Wheat and cotton growers can look forward to strong prices at least through winter, and cotton prospects look favorable through 2011.
USDA's December supply-demand estimates put this season's ending stocks of all wheat at 858 million bushels and the season-average farm price at $5.30 to $5.70/bu. Unfavorable weather in major exporting countries tightened supplies and drove up premiums for milling-quality wheat.
Cotton prices soared in recent months to more than $1/lb. after dwindling stocks in recent seasons collided with rising demand. USDA projects the 2010-11 average farm price at 76 to 86 cents per pound, up from 62.9 cents last season and 47.8 cents of 2008-09.

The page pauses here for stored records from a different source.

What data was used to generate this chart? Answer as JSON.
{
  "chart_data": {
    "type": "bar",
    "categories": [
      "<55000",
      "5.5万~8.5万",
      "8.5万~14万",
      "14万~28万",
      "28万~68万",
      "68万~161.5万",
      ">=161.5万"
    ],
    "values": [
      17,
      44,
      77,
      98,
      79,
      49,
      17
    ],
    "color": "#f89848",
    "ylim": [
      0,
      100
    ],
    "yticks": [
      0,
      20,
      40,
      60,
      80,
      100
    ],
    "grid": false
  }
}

Competition for acreage will keep prices strong this winter for cotton, corn, and soybeans, and those will buoy wheat prices, says Tim Emslie, research manager at Country Hedging, St. Paul. "Cotton is doing the most work on the price side." Emslie says that as of mid-December, the most probable price for the nearby Kansas City wheat contract in March is $8.48/bu., up from November's three-month outlook for $7.60.
Canadian Wheat Board market analyst Neil Townsend says wheat prices surged despite a lack of what he calls extraordinary demand. He thinks the most likely source of extraordinary demand for 2011-12 is Iran. "It's dry there now, and they just got their crop in. When they do import, it tends to be in significant amounts," he says.
The U.S. ethanol blenders' tax credit gives a big boost to wheat prices for calendar year 2011. "So in 2011, ethanol producers likely will produce as much as they can to collect on that credit," he says.
U.S. winter wheat went into dormancy with only 47% of the crop rated good to excellent at the end of November. "It will be a challenge to find perfect weather to improve it when the crop breaks dormancy," says Tim Hannagan, analyst at PFGBest, Chicago. He expects high-protein milling wheat to stay tight.
For cotton, the surge in farm prices from less than 50 cents cents to more than $1/lb. likely will pull 1 million to 2 million acres back into cotton this year.
"It's just amazing how fast we have gone from feast to famine," says Jobe Moss, broker at Moss Capital Management in Lubbock, Texas. "In 2009, we didn't consume textiles. As we moved further down the road, we found we still needed underwear and shirts. We have created tremendous, pent-up demand, coupled with the continuing emergence of China and India." Industry buying habits have changed. "We have been moving from just-in-time buying to planning for a rainy day. I think that has created demand across all fronts for commodities." Now index funds with no position limits have put cotton and other commodities on their buying lists.
Moss expects cotton prices to be volatile, mainly in a range of 75 cents to $1 for the next two years. "But even though it's going to be volatile, at $500 per bale, you get two or three of these per acre, and irrigated farmers will grow three or four bales per acre," says Moss. "You're talking about making a lot of money."